Bird Arena, and the out-of-date Aquatic Center adjacent to the rink, were finally mentioned in the 2016 version of the plan.
“These facilities face substantial deferred maintenance costs that challenge the long-term cost effectiveness of repairing the existing facilities compared to the cost of new facilities,” the plan said. “Due to the long-term cost of addressing deferred maintenance at Bird Arena and the Aquatic Center, replacement of these facilities is recommended.”
The plan suggested that a new facility could be built next to the Ping Center replacing the tennis center.
While the plan is in place is seen as a huge victory for Ohio, everything after the plan faces a steep uphill climb
It remains unclear how a new facility will be funded. Some of the newest hockey arenas in the country, like Penn State’s Pegula Ice Arena, were funded by a single millionaire or billionaire owner.
There’s no one who will fund such a program for Ohio hockey, which typically has a yearly budget around $100,000.
“No idea,” Hogan said. He shook his head when asked about where the money for a new arena will come. “I don’t know how that works, if we’re going to need some sort of donor program, how that will work or what the timeline is.”
Future outweighs the past
Bird Arena has been a landmark of Ohio’s campus for more than six decades, but the need for a new facility have begun to outweigh the historical value of the facility.
It’s held four national championship teams and a plethora of Athens community events. It’s seen hockey evolve from a sport with no helmets and simple wooden sticks to caged helmets and complex, unique stick styles and curves.
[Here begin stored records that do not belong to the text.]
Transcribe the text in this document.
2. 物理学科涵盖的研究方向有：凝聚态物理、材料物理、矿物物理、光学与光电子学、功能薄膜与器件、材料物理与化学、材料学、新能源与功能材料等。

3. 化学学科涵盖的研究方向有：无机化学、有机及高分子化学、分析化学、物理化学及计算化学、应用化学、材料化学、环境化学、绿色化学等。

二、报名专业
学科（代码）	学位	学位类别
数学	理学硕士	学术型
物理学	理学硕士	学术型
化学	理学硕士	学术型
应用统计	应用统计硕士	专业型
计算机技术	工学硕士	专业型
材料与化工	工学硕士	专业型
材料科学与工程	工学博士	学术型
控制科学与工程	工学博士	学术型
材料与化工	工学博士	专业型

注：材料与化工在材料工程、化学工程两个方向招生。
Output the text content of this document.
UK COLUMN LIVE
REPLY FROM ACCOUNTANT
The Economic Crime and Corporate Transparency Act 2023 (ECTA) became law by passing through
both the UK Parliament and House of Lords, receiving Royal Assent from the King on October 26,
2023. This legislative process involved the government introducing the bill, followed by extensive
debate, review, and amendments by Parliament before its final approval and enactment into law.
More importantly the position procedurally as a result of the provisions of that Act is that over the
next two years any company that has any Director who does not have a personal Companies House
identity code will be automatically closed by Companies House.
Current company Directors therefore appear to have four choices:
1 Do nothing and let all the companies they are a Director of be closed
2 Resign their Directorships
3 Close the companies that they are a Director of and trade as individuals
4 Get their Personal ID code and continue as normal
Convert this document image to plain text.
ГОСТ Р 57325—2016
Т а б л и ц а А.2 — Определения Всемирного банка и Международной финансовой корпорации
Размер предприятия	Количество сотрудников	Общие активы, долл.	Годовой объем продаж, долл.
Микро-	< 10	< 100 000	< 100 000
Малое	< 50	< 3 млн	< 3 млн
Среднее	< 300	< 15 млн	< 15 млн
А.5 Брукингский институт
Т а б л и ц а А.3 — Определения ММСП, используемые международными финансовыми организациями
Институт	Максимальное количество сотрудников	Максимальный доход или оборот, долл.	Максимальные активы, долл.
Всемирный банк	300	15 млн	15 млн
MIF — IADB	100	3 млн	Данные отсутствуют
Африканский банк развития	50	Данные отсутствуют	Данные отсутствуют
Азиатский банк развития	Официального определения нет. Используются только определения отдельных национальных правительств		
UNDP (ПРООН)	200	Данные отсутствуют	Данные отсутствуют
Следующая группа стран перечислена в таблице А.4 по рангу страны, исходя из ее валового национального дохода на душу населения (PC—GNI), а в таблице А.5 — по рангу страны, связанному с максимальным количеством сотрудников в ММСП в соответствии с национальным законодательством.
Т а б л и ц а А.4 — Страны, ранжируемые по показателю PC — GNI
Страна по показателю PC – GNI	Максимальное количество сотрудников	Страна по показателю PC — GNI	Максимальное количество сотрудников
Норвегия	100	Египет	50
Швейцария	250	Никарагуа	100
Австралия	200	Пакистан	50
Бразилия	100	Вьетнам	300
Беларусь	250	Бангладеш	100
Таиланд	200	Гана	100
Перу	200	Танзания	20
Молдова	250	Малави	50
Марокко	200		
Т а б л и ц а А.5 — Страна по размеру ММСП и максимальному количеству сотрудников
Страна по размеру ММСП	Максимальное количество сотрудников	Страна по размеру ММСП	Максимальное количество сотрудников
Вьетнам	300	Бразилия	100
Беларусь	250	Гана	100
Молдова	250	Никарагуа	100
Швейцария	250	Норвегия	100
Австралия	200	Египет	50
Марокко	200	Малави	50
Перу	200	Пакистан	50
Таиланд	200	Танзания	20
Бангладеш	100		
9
But now it too needs to evolve.
Hogan said he believes that Bird Arena is the most-used building on campus. It hosts the school’s ACHA Division I and Division II hockey teams, the school’s figure skating club and youth skating events, with each group using the rink daily.
But the process for making Bird Arena a functioning building won’t get any easier. A new home is needed, according to Hogan.
“I’m proud of Bird Arena, I really am,” he said. “I love the historical aspect of Bird Arena. I think that part is extremely important, but I think everybody knows that this building is aging, knows that we have problems.”